Entre Birras y Chelas II

Autor: : A.San Martín
Género: Romance
SEGUNDO LIBRO DE ENTRE BIRRAS Y CHELAS Después de haberse conocido en Ibiza, Diego D'Angelo y Valle Sandoval se casaron en Las Vegas en contra de todos los pronósticos de sus familias. Para que Diego pudiese ganarse el favor de la familia de Valle, él llegó a un trato con su padre y debió pasar 6 meses en San Diego viviendo con ella y conociendo a su familia. Sin embargo, ahora es el turno de Valle de pasar 6 meses en Argentina con él, donde tendrá que adaptarse a una nueva rutina, ciudad y ritmo. Además de conocer la cultura, el país y a la familia de Diego, mientras debe aguantar a la fastidiosa de Sam que le trata de hacer la vida imposible. No obstante, Valle y Diego tienen algo muy claro, ya sea en San Diego o en Argentina, no dejarán de amarse y harán todo lo posible por vencer los obstáculos que esta nueva aventura les prepara. ¿Logrará su amor sobrevivir a esta nueva etapa? Registrada en SAFE CREATIVE Bajo el código: 2108118723106 TODOS LOS DERECHOS RESERVADOS ©

Capítulo 1 PREVIO

ATENCIÓN: Leer primero el libro "Entre birras y chelas" antes de abordar este libro, ya que es la segunda parte.

Pueden encontrar el libro en este mismo perfil. Saludos.

Para más información vayan al IG: @dalsantoftmartinez

SEGUNDA PARTE DE "ENTRE BIRRAS Y CHELAS", CUIDADO SPOILERS PARA QUIÉN NO HA LEÍDO LA PRIMERA PARTE.

[Diego]

En San Diego cambié por completo, allá por 6 cortos meses fui esposo de tiempo completo, compañero, psicólogo, amante, cocinero, apoyo y desgraciadamente padre por un lapso corto de tiempo. Fui todo menos empresario, viticultor o personalidad. Allá era completamente anónimo, una persona normal que pocos conocían. Sin embargo, acá en Mendoza, no puedo salir sin que alguien me reconozca, también voy de reunión en reunión y a veces viajes de negocios que me mantendrán lejos de casa.

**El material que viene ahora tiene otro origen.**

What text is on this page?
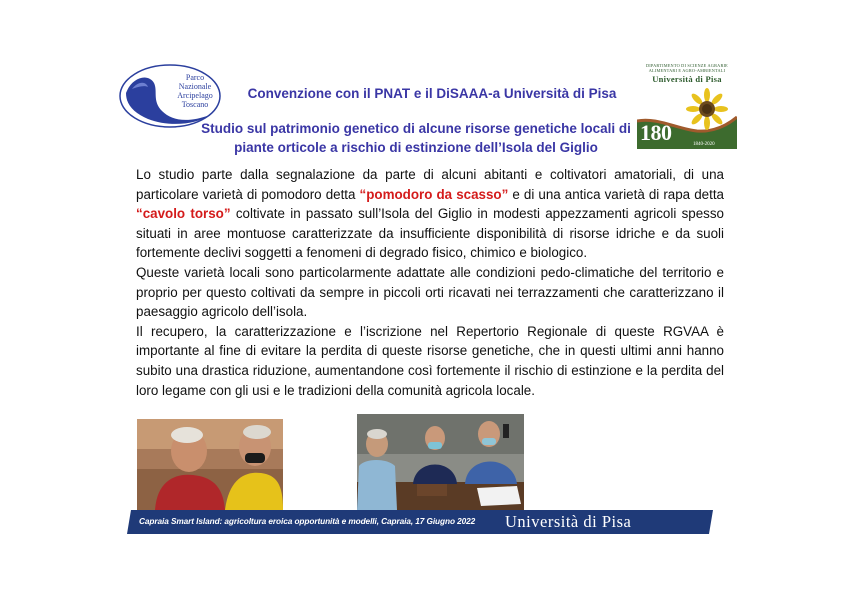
Parco
Nazionale
Arcipelago
Toscano
DIPARTIMENTO DI SCIENZE AGRARIE
ALIMENTARI E AGRO-AMBIENTALI
Università di Pisa
180	1840-2020
Convenzione con il PNAT e il DiSAAA-a Università di Pisa
Studio sul patrimonio genetico di alcune risorse genetiche locali di
piante orticole a rischio di estinzione dell’Isola del Giglio

Lo studio parte dalla segnalazione da parte di alcuni abitanti e coltivatori amatoriali, di una particolare varietà di pomodoro detta “pomodoro da scasso” e di una antica varietà di rapa detta “cavolo torso” coltivate in passato sull’Isola del Giglio in modesti appezzamenti agricoli spesso situati in aree montuose caratterizzate da insufficiente disponibilità di risorse idriche e da suoli fortemente declivi soggetti a fenomeni di degrado fisico, chimico e biologico.

Queste varietà locali sono particolarmente adattate alle condizioni pedo-climatiche del territorio e proprio per questo coltivati da sempre in piccoli orti ricavati nei terrazzamenti che caratterizzano il paesaggio agricolo dell’isola.

Il recupero, la caratterizzazione e l’iscrizione nel Repertorio Regionale di queste RGVAA è importante al fine di evitare la perdita di queste risorse genetiche, che in questi ultimi anni hanno subito una drastica riduzione, aumentandone così fortemente il rischio di estinzione e la perdita del loro legame con gli usi e le tradizioni della comunità agricola locale.

Capraia Smart Island: agricoltura eroica opportunità e modelli, Capraia, 17 Giugno 2022 Università di Pisa
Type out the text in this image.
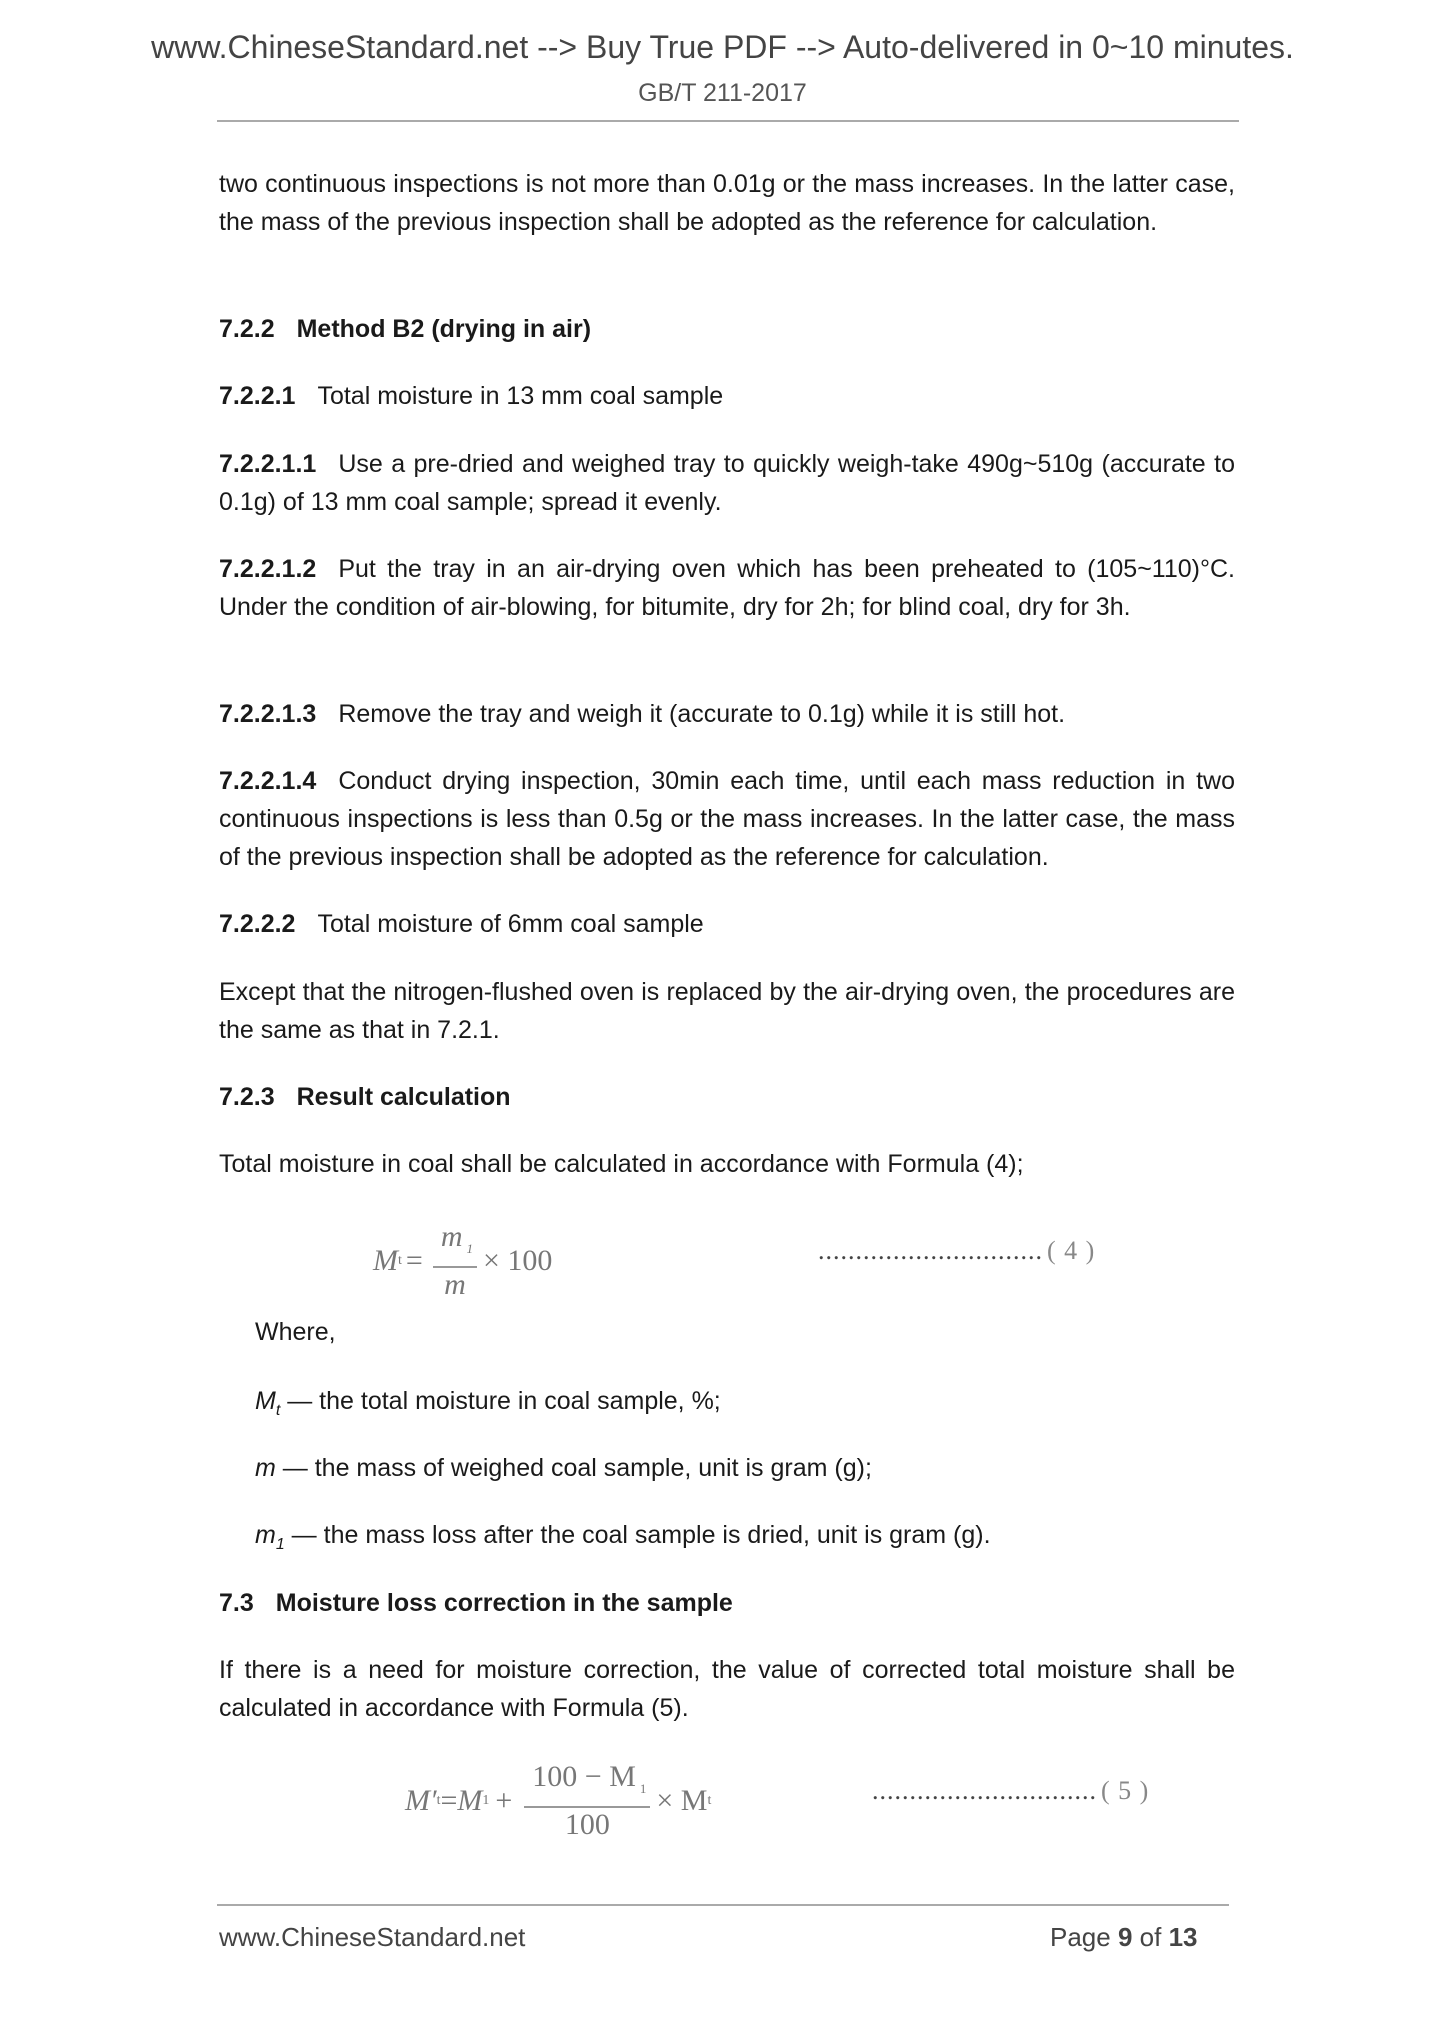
www.ChineseStandard.net --> Buy True PDF --> Auto-delivered in 0~10 minutes.
GB/T 211-2017
two continuous inspections is not more than 0.01g or the mass increases. In the latter case, the mass of the previous inspection shall be adopted as the reference for calculation.
7.2.2 Method B2 (drying in air)
7.2.2.1 Total moisture in 13 mm coal sample
7.2.2.1.1 Use a pre-dried and weighed tray to quickly weigh-take 490g~510g (accurate to 0.1g) of 13 mm coal sample; spread it evenly.
7.2.2.1.2 Put the tray in an air-drying oven which has been preheated to (105~110)°C. Under the condition of air-blowing, for bitumite, dry for 2h; for blind coal, dry for 3h.
7.2.2.1.3 Remove the tray and weigh it (accurate to 0.1g) while it is still hot.
7.2.2.1.4 Conduct drying inspection, 30min each time, until each mass reduction in two continuous inspections is less than 0.5g or the mass increases. In the latter case, the mass of the previous inspection shall be adopted as the reference for calculation.
7.2.2.2 Total moisture of 6mm coal sample
Except that the nitrogen-flushed oven is replaced by the air-drying oven, the procedures are the same as that in 7.2.1.
7.2.3 Result calculation
Total moisture in coal shall be calculated in accordance with Formula (4);
M $t = \frac{m _1}{m} \times 100$	.............................. ( 4 )
Where,
$M_t$ — the total moisture in coal sample, %;
m — the mass of weighed coal sample, unit is gram (g);
$m_1$ — the mass loss after the coal sample is dried, unit is gram (g).
7.3 Moisture loss correction in the sample
If there is a need for moisture correction, the value of corrected total moisture shall be calculated in accordance with Formula (5).
M′ t = M $1 + \frac{100 - M _1}{100} \times M$ t	.............................. ( 5 )
www.ChineseStandard.net	Page 9 of 13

Ahora, he regresado a mi Argentina amada, a mí Mendoza, pero, soy un Diego nuevo, uno lleno de experiencias increíbles que han marcado mi vida y que sé jamás olvidaré. También, no regreso solo, lo hago con mi esposa, Valle Sandoval, quién ha venido hasta acá siguiendo mis pasos, tomando mi mano y alegrando mi vida con esa hermosa sonrisa que acompaña mis días desde hace meses atrás. Mi Valle es indispensable en mi vida, mi motor principal y la mujer con la que quiero envejecer.

A veces me parece una fantasía que nos hayamos conocido una noche en Ibiza, que, después de buscarla por meses, la haya encontrado en un restaurante en San Diego llamado "Casa Sandoval", y que hayamos vuelto a sentir esa conexión que sentimos desde el primer día. Valle y yo nos enamoramos, tuvimos citas inolvidables, nos casamos en Las Vegas y sin haberlo esperado logramos ser padres por un tiempo.

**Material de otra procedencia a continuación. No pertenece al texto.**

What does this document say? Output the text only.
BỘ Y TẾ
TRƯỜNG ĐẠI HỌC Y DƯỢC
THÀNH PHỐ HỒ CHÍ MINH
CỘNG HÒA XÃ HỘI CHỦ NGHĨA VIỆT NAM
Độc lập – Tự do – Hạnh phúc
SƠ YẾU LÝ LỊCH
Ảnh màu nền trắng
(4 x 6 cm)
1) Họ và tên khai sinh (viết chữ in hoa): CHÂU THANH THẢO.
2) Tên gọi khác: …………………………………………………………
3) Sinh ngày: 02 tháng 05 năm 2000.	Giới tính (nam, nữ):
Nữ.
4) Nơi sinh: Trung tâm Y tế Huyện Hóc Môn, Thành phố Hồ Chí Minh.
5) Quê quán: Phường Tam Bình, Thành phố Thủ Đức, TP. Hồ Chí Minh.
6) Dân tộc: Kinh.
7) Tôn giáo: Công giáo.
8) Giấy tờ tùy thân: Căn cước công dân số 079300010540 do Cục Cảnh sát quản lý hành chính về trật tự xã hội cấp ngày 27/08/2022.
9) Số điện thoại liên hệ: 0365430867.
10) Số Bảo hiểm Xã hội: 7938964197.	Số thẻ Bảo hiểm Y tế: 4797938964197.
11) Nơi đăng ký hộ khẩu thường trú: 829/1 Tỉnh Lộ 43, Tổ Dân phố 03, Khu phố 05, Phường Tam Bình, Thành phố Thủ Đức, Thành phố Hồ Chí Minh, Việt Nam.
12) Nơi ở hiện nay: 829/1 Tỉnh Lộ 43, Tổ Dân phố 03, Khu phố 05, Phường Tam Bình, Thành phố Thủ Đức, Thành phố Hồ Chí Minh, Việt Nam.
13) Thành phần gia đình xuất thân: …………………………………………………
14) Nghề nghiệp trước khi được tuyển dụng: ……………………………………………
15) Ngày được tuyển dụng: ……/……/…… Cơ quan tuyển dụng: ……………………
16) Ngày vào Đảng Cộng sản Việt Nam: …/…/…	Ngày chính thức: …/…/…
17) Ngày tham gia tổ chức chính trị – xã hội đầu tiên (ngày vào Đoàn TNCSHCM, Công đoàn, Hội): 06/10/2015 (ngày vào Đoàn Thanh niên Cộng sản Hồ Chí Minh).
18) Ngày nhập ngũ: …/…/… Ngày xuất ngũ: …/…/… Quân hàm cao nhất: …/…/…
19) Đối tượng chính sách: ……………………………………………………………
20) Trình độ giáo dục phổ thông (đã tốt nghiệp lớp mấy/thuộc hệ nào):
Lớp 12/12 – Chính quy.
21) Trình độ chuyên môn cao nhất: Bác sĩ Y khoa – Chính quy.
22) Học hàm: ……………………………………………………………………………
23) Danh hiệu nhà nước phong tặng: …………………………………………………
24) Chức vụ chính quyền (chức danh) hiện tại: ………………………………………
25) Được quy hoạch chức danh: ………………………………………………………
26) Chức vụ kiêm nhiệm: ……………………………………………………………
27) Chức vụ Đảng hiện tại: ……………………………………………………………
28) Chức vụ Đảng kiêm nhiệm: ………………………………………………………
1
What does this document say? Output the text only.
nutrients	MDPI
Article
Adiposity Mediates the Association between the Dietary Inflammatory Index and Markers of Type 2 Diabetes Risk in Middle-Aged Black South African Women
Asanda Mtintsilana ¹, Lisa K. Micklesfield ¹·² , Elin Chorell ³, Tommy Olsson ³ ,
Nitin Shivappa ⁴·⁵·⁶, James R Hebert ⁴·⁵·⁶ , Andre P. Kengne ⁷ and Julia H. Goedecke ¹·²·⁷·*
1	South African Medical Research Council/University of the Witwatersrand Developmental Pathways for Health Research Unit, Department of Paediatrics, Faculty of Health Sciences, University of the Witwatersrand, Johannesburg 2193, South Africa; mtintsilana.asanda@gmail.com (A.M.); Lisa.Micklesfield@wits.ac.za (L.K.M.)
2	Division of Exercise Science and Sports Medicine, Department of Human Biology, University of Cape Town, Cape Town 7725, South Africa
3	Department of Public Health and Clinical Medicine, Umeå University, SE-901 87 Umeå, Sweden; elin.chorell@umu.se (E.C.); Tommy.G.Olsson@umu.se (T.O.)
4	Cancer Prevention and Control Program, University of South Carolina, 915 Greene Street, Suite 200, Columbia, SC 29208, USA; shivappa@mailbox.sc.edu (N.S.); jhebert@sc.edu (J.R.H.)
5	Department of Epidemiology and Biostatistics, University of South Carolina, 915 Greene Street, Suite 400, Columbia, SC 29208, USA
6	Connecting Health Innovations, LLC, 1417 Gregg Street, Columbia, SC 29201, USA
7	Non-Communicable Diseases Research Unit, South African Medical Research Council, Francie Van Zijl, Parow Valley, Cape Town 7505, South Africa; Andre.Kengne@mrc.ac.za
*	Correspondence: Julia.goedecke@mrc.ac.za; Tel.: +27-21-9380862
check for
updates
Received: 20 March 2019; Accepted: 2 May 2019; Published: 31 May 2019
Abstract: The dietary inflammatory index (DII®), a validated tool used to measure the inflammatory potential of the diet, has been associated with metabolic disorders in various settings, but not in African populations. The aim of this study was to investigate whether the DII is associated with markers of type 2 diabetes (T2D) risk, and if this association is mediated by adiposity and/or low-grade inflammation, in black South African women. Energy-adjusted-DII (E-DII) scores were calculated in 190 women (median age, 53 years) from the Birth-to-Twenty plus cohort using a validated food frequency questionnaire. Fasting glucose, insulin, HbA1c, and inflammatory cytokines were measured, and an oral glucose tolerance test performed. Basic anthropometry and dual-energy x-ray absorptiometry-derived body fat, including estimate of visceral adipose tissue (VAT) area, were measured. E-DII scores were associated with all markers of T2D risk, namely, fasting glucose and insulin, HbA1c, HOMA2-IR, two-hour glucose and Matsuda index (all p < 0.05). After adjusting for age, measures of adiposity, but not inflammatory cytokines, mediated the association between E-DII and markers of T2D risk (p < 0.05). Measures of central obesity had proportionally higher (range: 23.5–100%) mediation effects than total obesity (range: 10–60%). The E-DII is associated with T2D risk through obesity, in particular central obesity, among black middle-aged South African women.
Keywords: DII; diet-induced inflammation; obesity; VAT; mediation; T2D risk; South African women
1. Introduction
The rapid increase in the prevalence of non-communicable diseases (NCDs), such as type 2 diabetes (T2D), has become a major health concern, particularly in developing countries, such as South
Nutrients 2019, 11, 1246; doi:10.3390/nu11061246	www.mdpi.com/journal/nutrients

Tal vez ese sueño no se hizo realidad, pero, lo importante es que no dejamos de amarnos a pesar de la situación. Recuperé a mi esposa, ella me recuperó a mí y después de cambiar nuestros planes más de una vez, ahora nos encontramos juntos aquí. A punto de vivir los 6 meses más frenéticos de nuestra vida. Se acabó el anonimato, el pasar domingos enteros abrazados a su lado, salir a caminar a la playa, o verla cocinar.

Ahora Diego D'Angelo, el empresario, dueño de una de las marcas de vino más famosas, está de regreso con una agenda llena de viajes, reuniones, lanzamientos y, sobre todo, con ganas de mostrarle a su esposa su mundo, uno muy diferente al que ella vive y que a pesar de toda la luz que este puede tener, también tendrá partes de crueldad que Valle deberá de lidiar. Finalmente, solo puedo decir una cosa, ella me ama y yo la amo a ella, y no recuperé a mi esposa en San Diego, para venir a perderla en Mendoza, eso se los aseguro.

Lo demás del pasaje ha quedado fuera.